Après un licenciement pour faute grave, vous perdez le préavis et l’indemnité de licenciement. Cependant, vous conservez le droit à l’indemnité compensatrice de congés payés et, sous conditions, à l’allocation chômage.
Quel motif peut empêcher de toucher le chômage ?
Les motifs empêchant de toucher le chômage incluent une démission sans motif légitime, une rupture conventionnelle non homologuée ou une durée de travail insuffisante pour ouvrir des droits à l’ARE.
Quel montant de chômage pour un salaire de 2 000 € net ?
Pour un salaire net de 2 000 €, l’allocation chômage (ARE) est généralement d’environ 57 % du salaire brut, soit environ 1 140 € par mois. Le montant exact dépend de votre situation personnelle et des règles en vigueur.
Quelles démarches effectuer après un licenciement pour faute grave ?

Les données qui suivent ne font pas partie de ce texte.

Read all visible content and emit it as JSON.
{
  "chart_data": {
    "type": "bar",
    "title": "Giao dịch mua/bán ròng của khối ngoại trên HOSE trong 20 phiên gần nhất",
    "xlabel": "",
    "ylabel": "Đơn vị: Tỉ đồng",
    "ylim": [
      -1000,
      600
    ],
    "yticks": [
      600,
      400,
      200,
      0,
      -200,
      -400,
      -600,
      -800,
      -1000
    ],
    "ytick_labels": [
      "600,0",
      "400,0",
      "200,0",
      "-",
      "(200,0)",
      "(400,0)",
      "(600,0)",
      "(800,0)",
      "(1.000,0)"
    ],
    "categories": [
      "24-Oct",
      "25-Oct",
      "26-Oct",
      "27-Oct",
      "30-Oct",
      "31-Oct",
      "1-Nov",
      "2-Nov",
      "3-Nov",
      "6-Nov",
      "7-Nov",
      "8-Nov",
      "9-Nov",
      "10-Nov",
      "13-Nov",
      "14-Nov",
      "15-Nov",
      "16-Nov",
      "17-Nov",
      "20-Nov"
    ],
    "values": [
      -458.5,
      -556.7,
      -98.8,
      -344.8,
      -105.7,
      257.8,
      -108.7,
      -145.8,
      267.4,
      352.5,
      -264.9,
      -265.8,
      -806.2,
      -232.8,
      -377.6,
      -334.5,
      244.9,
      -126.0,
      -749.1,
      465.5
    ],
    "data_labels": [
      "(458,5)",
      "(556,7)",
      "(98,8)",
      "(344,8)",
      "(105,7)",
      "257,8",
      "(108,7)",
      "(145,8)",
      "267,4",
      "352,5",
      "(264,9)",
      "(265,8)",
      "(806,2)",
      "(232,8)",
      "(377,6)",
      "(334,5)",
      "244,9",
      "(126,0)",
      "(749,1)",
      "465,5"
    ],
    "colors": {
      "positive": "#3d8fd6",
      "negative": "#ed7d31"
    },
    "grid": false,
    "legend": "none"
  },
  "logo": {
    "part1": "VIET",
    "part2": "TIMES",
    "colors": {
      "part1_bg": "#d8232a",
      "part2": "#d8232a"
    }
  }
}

Inscrivez-vous rapidement à Pôle emploi, fournissez votre attestation employeur et préparez les justificatifs nécessaires (bulletins de salaire, pièce d’identité). Respectez les délais pour éviter de retarder le versement de vos allocations.
Peut-on contester un licenciement pour faute grave ?
Oui, vous pouvez contester un licenciement pour faute grave devant le conseil de prud’hommes si la procédure n’a pas été respectée ou si le motif invoqué est injustifié. Une requalification peut permettre d’obtenir des indemnités.